Ирка недавно перестала кормить и теперь наслаждалась забытыми вкусами. Кофе и вино.
– Теперь, расскажи мне из первых уст. Как это было на самом деле. Ну, Дима на родах?
– Я не все помню, – я поморщилась, потому что вопреки рассказам о том, что память будет сглажена родовыми муками, я помнила все.
Предполагалось, что Дима будет стоять, держа меня за руку и следить, чтобы акушерка на меня не орала. А в итоге он сам на всех наорал и потребовал скальпель. Хорошо, хоть без пистолета. Теперь я знала, что, если бы он не сделал надрез, я бы получила разрывы, но все равно: неприятное это чувство, когда твой муж отбирает скальпель у акушерки и все делает сам. Попутно читая другим докторишкам лекцию по истории акушерства.
– Везет тебе, – пробормотала Ирка, искоса наблюдая за тем, как я беру кофе. – Ни разрывов, ни растяжек, ни обсосанных сисек…
Я неохотно кивнула: в этом не было везения. Первое было заслугой Димы, второе – болезни.
– Я чуть не сдохла тогда.
– Знаю. Я была у тебя. Дима двое суток тогда у твоей кровати провел. Без сна. У него такой вид был, что я не знала, с кем из вас мне прощаться.
Этого я не знала. Он ни словом мне не обмолвился. И поняла вдруг, почему Толя так на меня смотрел раньше, и остальная прислуга. Когда я выздоровела и начала истерить.
Нежность, поднявшись со дна души, затопила все мое существо.
– Он все спрашивал, не говорила ли ты чего-то такого, что могло бы ему объяснить кое-что. Насчет того, любила ли ты его. И я ему, как могла деликатно, без рассказа о бинокле под шторками и дежурством по его окнам, рассказала… Он, правда, все равно не поверил. А может, просто виду не показал.
– Он никогда не показывает виду, – вздохнула я. – В этом самая главная проблема. Он думает, что если человек любит, то догадается сам… По поступкам.

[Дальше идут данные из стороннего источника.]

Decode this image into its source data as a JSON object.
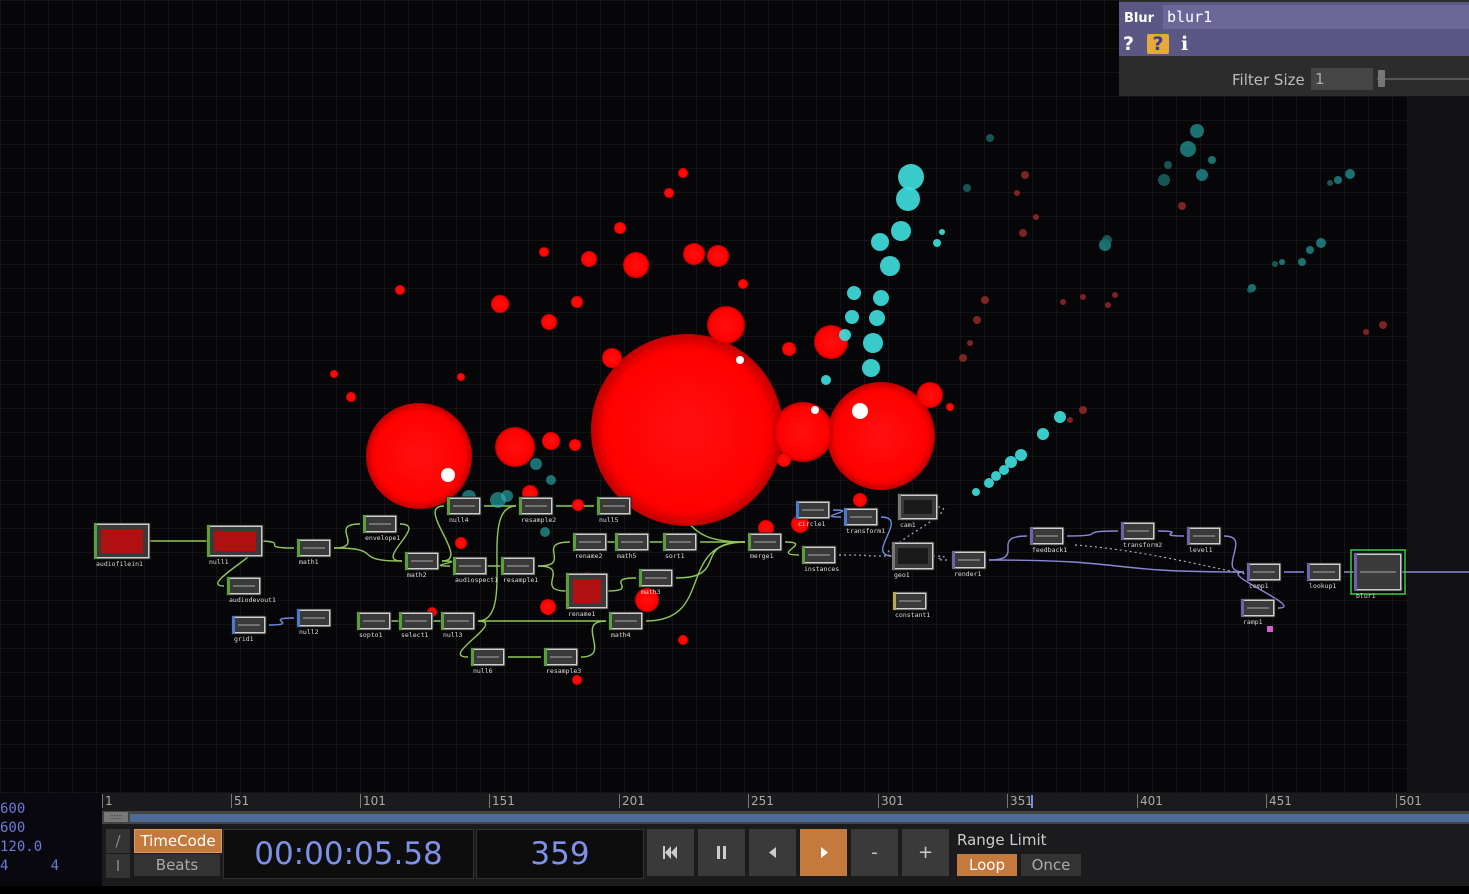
{
  "param_panel": {
    "op_type": "Blur",
    "op_name": "blur1",
    "help_label": "?",
    "python_help_label": "?",
    "info_label": "i",
    "filter_label": "Filter Size",
    "filter_value": "1"
  },
  "nodes": [
    {
      "name": "audiofilein1",
      "color": "green"
    },
    {
      "name": "null1",
      "color": "green"
    },
    {
      "name": "audiodevout1",
      "color": "green"
    },
    {
      "name": "math1",
      "color": "green"
    },
    {
      "name": "envelope1",
      "color": "green"
    },
    {
      "name": "math2",
      "color": "green"
    },
    {
      "name": "null4",
      "color": "green"
    },
    {
      "name": "resample2",
      "color": "green"
    },
    {
      "name": "null5",
      "color": "green"
    },
    {
      "name": "audiospect1",
      "color": "green"
    },
    {
      "name": "resample1",
      "color": "green"
    },
    {
      "name": "rename1",
      "color": "green"
    },
    {
      "name": "math5",
      "color": "green"
    },
    {
      "name": "sort1",
      "color": "green"
    },
    {
      "name": "rename2",
      "color": "green"
    },
    {
      "name": "math3",
      "color": "green"
    },
    {
      "name": "grid1",
      "color": "blue"
    },
    {
      "name": "null2",
      "color": "blue"
    },
    {
      "name": "sopto1",
      "color": "green"
    },
    {
      "name": "select1",
      "color": "green"
    },
    {
      "name": "null3",
      "color": "green"
    },
    {
      "name": "math4",
      "color": "green"
    },
    {
      "name": "null6",
      "color": "green"
    },
    {
      "name": "resample3",
      "color": "green"
    },
    {
      "name": "merge1",
      "color": "green"
    },
    {
      "name": "instances",
      "color": "green"
    },
    {
      "name": "circle1",
      "color": "blue"
    },
    {
      "name": "transform1",
      "color": "blue"
    },
    {
      "name": "cam1",
      "color": "gray"
    },
    {
      "name": "geo1",
      "color": "gray"
    },
    {
      "name": "constant1",
      "color": "yellow"
    },
    {
      "name": "render1",
      "color": "purple"
    },
    {
      "name": "feedback1",
      "color": "purple"
    },
    {
      "name": "transform2",
      "color": "purple"
    },
    {
      "name": "level1",
      "color": "purple"
    },
    {
      "name": "comp1",
      "color": "purple"
    },
    {
      "name": "lookup1",
      "color": "purple"
    },
    {
      "name": "blur1",
      "color": "purple"
    },
    {
      "name": "ramp1",
      "color": "purple"
    }
  ],
  "timeline": {
    "info": [
      "600",
      "600",
      "120.0",
      "4     4"
    ],
    "ruler_ticks": [
      "1",
      "51",
      "101",
      "151",
      "201",
      "251",
      "301",
      "351",
      "401",
      "451",
      "501"
    ],
    "side_top": "/",
    "side_bottom": "I",
    "timecode_label": "TimeCode",
    "beats_label": "Beats",
    "timecode": "00:00:05.58",
    "frame": "359",
    "range_label": "Range Limit",
    "loop_label": "Loop",
    "once_label": "Once",
    "minus_label": "-",
    "plus_label": "+"
  },
  "colors": {
    "accent": "#c47a3c",
    "header": "#5b5784",
    "particle_red": "#ff0000",
    "particle_cyan": "#3fe0e0"
  }
}
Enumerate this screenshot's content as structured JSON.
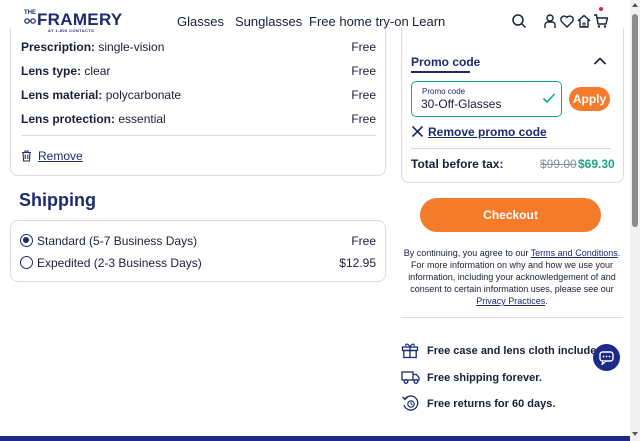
{
  "header": {
    "logo": {
      "the": "THE",
      "word": "FRAMERY",
      "sub": "AT 1-800 CONTACTS"
    },
    "nav": [
      "Glasses",
      "Sunglasses",
      "Free home try-on",
      "Learn"
    ],
    "icons": [
      "search-icon",
      "account-icon",
      "heart-icon",
      "home-icon",
      "cart-icon"
    ]
  },
  "order": {
    "rows": [
      {
        "label": "Prescription:",
        "value": "single-vision",
        "price": "Free"
      },
      {
        "label": "Lens type:",
        "value": "clear",
        "price": "Free"
      },
      {
        "label": "Lens material:",
        "value": "polycarbonate",
        "price": "Free"
      },
      {
        "label": "Lens protection:",
        "value": "essential",
        "price": "Free"
      }
    ],
    "remove_label": "Remove"
  },
  "shipping": {
    "title": "Shipping",
    "options": [
      {
        "label": "Standard (5-7 Business Days)",
        "price": "Free",
        "selected": true
      },
      {
        "label": "Expedited (2-3 Business Days)",
        "price": "$12.95",
        "selected": false
      }
    ]
  },
  "promo": {
    "title": "Promo code",
    "field_label": "Promo code",
    "field_value": "30-Off-Glasses",
    "apply_label": "Apply",
    "remove_label": "Remove promo code",
    "total_label": "Total before tax:",
    "total_old": "$99.00",
    "total_new": "$69.30"
  },
  "checkout": {
    "button_label": "Checkout",
    "legal_pre": "By continuing, you agree to our ",
    "legal_link1": "Terms and Conditions",
    "legal_mid": ". For more information on why and how we use your information, including your acknowledgement of and consent to certain information uses, please see our ",
    "legal_link2": "Privacy Practices",
    "legal_post": "."
  },
  "perks": [
    {
      "icon": "gift-icon",
      "text": "Free case and lens cloth included."
    },
    {
      "icon": "truck-icon",
      "text": "Free shipping forever."
    },
    {
      "icon": "returns-icon",
      "text": "Free returns for 60 days."
    }
  ],
  "colors": {
    "navy": "#1c2a6e",
    "orange": "#f47b2a",
    "green": "#1aa784"
  }
}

– И еще кое-что, – покраснела Ирка. – Тогда, насчет моей свадьбы… Мне было так обидно, что стоило тебе подружиться с Поповой и этим вашим Чудом, как ты совсем забила на нас. На меня. Встала на каблуки и задрала нос так, что дождь пойдет – захлебнешься. Не знаю… Мне хотелось показать тебе, что и ты мне не нужна.
– Я думала, ты меня ненавидишь за то, что Кроткий квартплату ввел…

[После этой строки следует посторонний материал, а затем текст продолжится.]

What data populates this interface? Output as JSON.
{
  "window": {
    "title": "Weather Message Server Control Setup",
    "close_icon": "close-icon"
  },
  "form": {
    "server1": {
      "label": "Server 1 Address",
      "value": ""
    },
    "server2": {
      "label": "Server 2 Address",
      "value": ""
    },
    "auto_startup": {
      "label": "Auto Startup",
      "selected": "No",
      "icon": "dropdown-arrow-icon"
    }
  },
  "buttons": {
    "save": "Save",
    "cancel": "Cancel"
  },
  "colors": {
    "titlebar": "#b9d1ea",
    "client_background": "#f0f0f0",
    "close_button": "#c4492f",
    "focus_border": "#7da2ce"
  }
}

– Да нет же! – всхлипнула она, кусая салфетку. – Я ведь уезжала уже! Какая мне разница?! Мне было обидно, что пока ты была толстой, я была достаточно хороша для тебя, а стоило только стать худенькой, как все. Чао, Швестер! Мы больше не нуждаемся в ваших услугах.

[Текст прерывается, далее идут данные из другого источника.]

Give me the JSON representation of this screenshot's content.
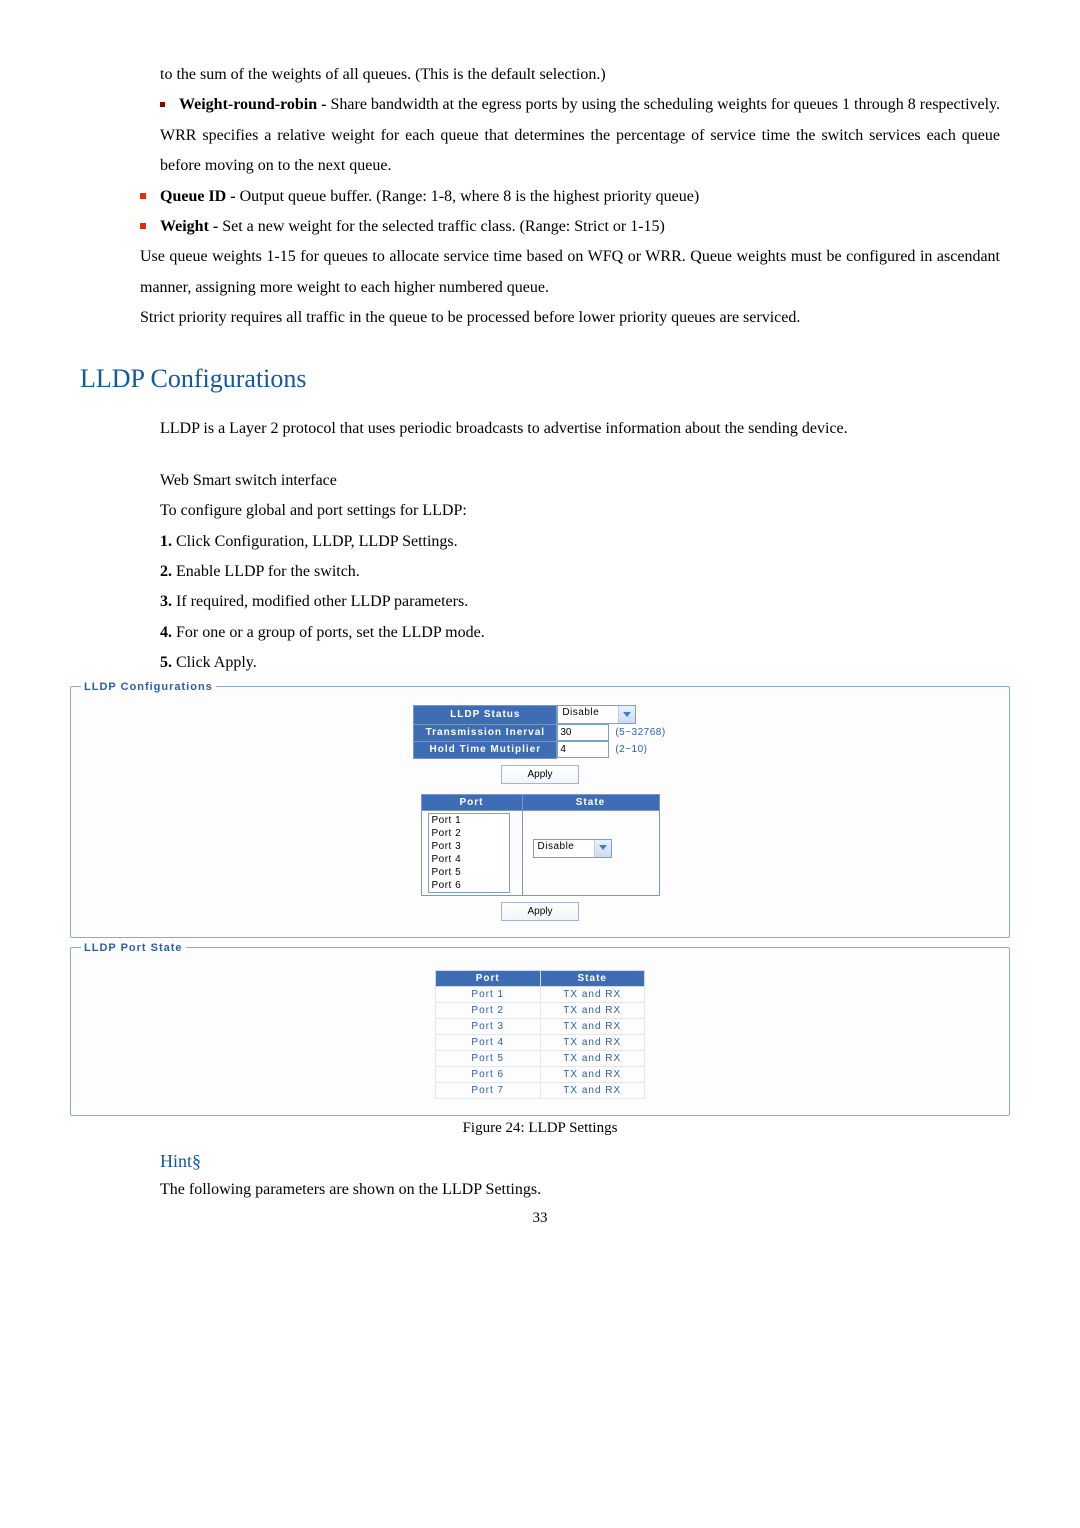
{
  "top_paragraphs": {
    "line1": "to the sum of the weights of all queues. (This is the default selection.)",
    "wrr_bold": "Weight-round-robin -",
    "wrr_rest": " Share bandwidth at the egress ports by using the scheduling weights for queues 1 through 8 respectively. WRR specifies a relative weight for each queue that determines the percentage of service time the switch services each queue before moving on to the next queue.",
    "queueid_bold": "Queue ID -",
    "queueid_rest": " Output queue buffer. (Range: 1-8, where 8 is the highest priority queue)",
    "weight_bold": "Weight -",
    "weight_rest": " Set a new weight for the selected traffic class. (Range: Strict or 1-15)",
    "use_queue": "Use queue weights 1-15 for queues to allocate service time based on WFQ or WRR. Queue weights must be configured in ascendant manner, assigning more weight to each higher numbered queue.",
    "strict": "Strict priority requires all traffic in the queue to be processed before lower priority queues are serviced."
  },
  "section_title": "LLDP Configurations",
  "lldp_intro": "LLDP is a Layer 2 protocol that uses periodic broadcasts to advertise information about the sending device.",
  "web_smart": "Web Smart switch interface",
  "config_intro": "To configure global and port settings for LLDP:",
  "steps": [
    "Click Configuration, LLDP, LLDP Settings.",
    "Enable LLDP for the switch.",
    "If required, modified other LLDP parameters.",
    "For one or a group of ports, set the LLDP mode.",
    "Click Apply."
  ],
  "panel_configs": {
    "legend": "LLDP Configurations",
    "rows": {
      "status_label": "LLDP Status",
      "status_value": "Disable",
      "trans_label": "Transmission Inerval",
      "trans_value": "30",
      "trans_range": "(5~32768)",
      "hold_label": "Hold Time Mutiplier",
      "hold_value": "4",
      "hold_range": "(2~10)"
    },
    "apply": "Apply",
    "grid_port_header": "Port",
    "grid_state_header": "State",
    "port_list": [
      "Port 1",
      "Port 2",
      "Port 3",
      "Port 4",
      "Port 5",
      "Port 6"
    ],
    "state_value": "Disable"
  },
  "panel_portstate": {
    "legend": "LLDP Port State",
    "header_port": "Port",
    "header_state": "State",
    "rows": [
      {
        "port": "Port 1",
        "state": "TX and RX"
      },
      {
        "port": "Port 2",
        "state": "TX and RX"
      },
      {
        "port": "Port 3",
        "state": "TX and RX"
      },
      {
        "port": "Port 4",
        "state": "TX and RX"
      },
      {
        "port": "Port 5",
        "state": "TX and RX"
      },
      {
        "port": "Port 6",
        "state": "TX and RX"
      },
      {
        "port": "Port 7",
        "state": "TX and RX"
      }
    ]
  },
  "figure_caption": "Figure 24: LLDP Settings",
  "hint_title": "Hint§",
  "hint_text": "The following parameters are shown on the LLDP Settings.",
  "page_number": "33"
}
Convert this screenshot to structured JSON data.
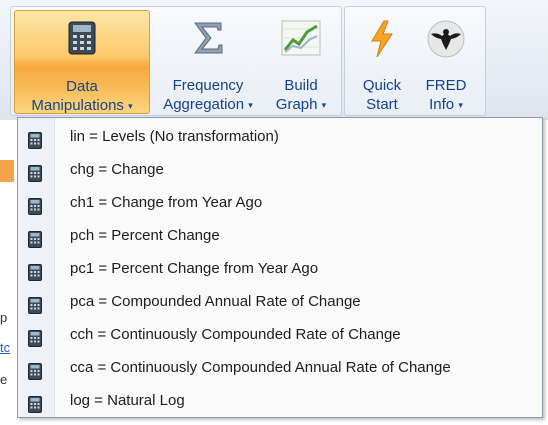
{
  "ribbon": {
    "buttons": [
      {
        "line1": "Data",
        "line2": "Manipulations",
        "caret": "▾",
        "icon": "calculator-icon",
        "active": true
      },
      {
        "line1": "Frequency",
        "line2": "Aggregation",
        "caret": "▾",
        "icon": "sigma-icon"
      },
      {
        "line1": "Build",
        "line2": "Graph",
        "caret": "▾",
        "icon": "line-graph-icon"
      },
      {
        "line1": "Quick",
        "line2": "Start",
        "caret": "",
        "icon": "lightning-icon"
      },
      {
        "line1": "FRED",
        "line2": "Info",
        "caret": "▾",
        "icon": "eagle-icon"
      }
    ]
  },
  "background_fragments": [
    "p",
    "tc",
    "e"
  ],
  "menu": {
    "items": [
      {
        "label": "lin  = Levels (No transformation)"
      },
      {
        "label": "chg = Change"
      },
      {
        "label": "ch1 = Change from Year Ago"
      },
      {
        "label": "pch = Percent Change"
      },
      {
        "label": "pc1 = Percent Change from Year Ago"
      },
      {
        "label": "pca = Compounded Annual Rate of Change"
      },
      {
        "label": "cch = Continuously Compounded Rate of Change"
      },
      {
        "label": "cca = Continuously Compounded Annual Rate of Change"
      },
      {
        "label": "log = Natural Log"
      }
    ]
  },
  "colors": {
    "active_button": "#f9b84e",
    "ribbon_text": "#15428b"
  }
}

Я посмотрела ей в глаза, кусая губы, чтобы не расплакаться. Ирка уже шмыгала носом, глаза блестели. Все еще красивые, они были последним, что осталось от прежней Ирки. И я подумала вдруг: а ведь она права. И в том, что умоляла меня не связываться с Кротким. И в том, что я перестала общаться с ней, когда переехала. И в том, что не будь ее, я бы закончила, как Оксанка, первая Димина жена. Толстой спитой бабищей, с навеки распухшей от битья переносицей.